Environmental subsystems are central components of operating systems of the Windows NT type.  They allow the operating system to run software developed for the platform in question.  For example, Windows NT 4.0 has four environmental subsystems, viz Win32, DOS or Win16, OS/2, and POSIX, the latter of which is a Unix standard.  The latter resides primarily in the Dynamic Link Library posix.dll.  

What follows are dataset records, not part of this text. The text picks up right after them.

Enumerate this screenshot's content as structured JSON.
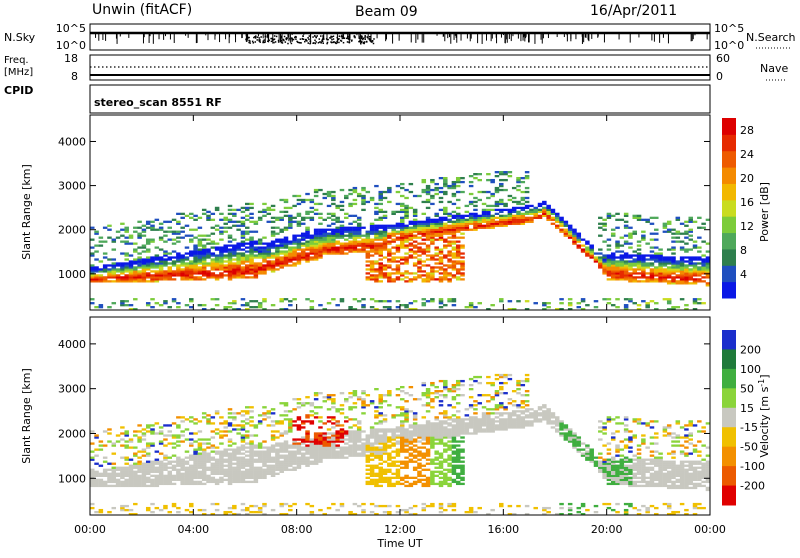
{
  "header": {
    "station": "Unwin (fitACF)",
    "beam": "Beam 09",
    "date": "16/Apr/2011"
  },
  "panels": {
    "nsky": {
      "label": "N.Sky",
      "left_ticks": [
        "10^5",
        "10^0"
      ],
      "right_ticks": [
        "10^5",
        "10^0"
      ],
      "right_label": "N.Search"
    },
    "freq": {
      "label_line1": "Freq.",
      "label_line2": "[MHz]",
      "left_ticks": [
        "18",
        "8"
      ],
      "right_ticks": [
        "60",
        "0"
      ],
      "right_label": "Nave"
    },
    "cpid": {
      "label": "CPID",
      "value": "stereo_scan 8551 RF"
    }
  },
  "chart_data": [
    {
      "type": "heatmap",
      "name": "power",
      "xlabel": "",
      "ylabel": "Slant Range [km]",
      "x_ticks": [],
      "y_ticks": [
        "1000",
        "2000",
        "3000",
        "4000"
      ],
      "ylim": [
        180,
        4600
      ],
      "xlim_hours": [
        0,
        24
      ],
      "colorbar": {
        "label": "Power [dB]",
        "ticks": [
          "4",
          "8",
          "12",
          "16",
          "20",
          "24",
          "28"
        ],
        "range": [
          0,
          30
        ],
        "colors": [
          "#0a18e6",
          "#1f4fbf",
          "#2e7f4d",
          "#4ea85a",
          "#7ccc3a",
          "#c9dc20",
          "#f2b800",
          "#f48a00",
          "#ee5a00",
          "#e62a00",
          "#dd0000"
        ]
      }
    },
    {
      "type": "heatmap",
      "name": "velocity",
      "xlabel": "Time UT",
      "ylabel": "Slant Range [km]",
      "x_ticks": [
        "00:00",
        "04:00",
        "08:00",
        "12:00",
        "16:00",
        "20:00",
        "00:00"
      ],
      "y_ticks": [
        "1000",
        "2000",
        "3000",
        "4000"
      ],
      "ylim": [
        180,
        4600
      ],
      "xlim_hours": [
        0,
        24
      ],
      "colorbar": {
        "label": "Velocity [m s^-1]",
        "ticks": [
          "200",
          "100",
          "50",
          "15",
          "-15",
          "-50",
          "-100",
          "-200"
        ],
        "colors": [
          "#1a2ecc",
          "#1f7a3a",
          "#3fae3f",
          "#8ad43a",
          "#c8c8c0",
          "#f0c000",
          "#f39000",
          "#ec5a00",
          "#e00000"
        ]
      }
    }
  ]
}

The environmental subsystems are one part of the strategy Microsoft developed for making the Windows NT stream of operating systems a hub for multi-platform computing   Others include four Hardware Abstraction layers, one for Intel processors, three for RISC processors (DEC Alpha, PowerPC, Mips), and a driver for the HPFS, the standard for OS/2. Since Windows 2000, the FAT32 file system first introduced with Windows 95 has also been present, with HPFS deprecated then being omitted in later systems.  A third-party driver for FAT32 can be used on the earlier NT operating systems.  Therefore, Windows NT as of version 4.0  had a default of four file systems (NTFS, HPFS, FAT12, and FAT16), and installations of the system with a driver allowing access to a fifth FAT32) are very common, and tools allowing access to Unix file systems are also in existence.  Interoperability with Novell Netware is generally implemented at the applications and systems programming level rather than at the kernel and data link layer and therefore further from the physical hardware.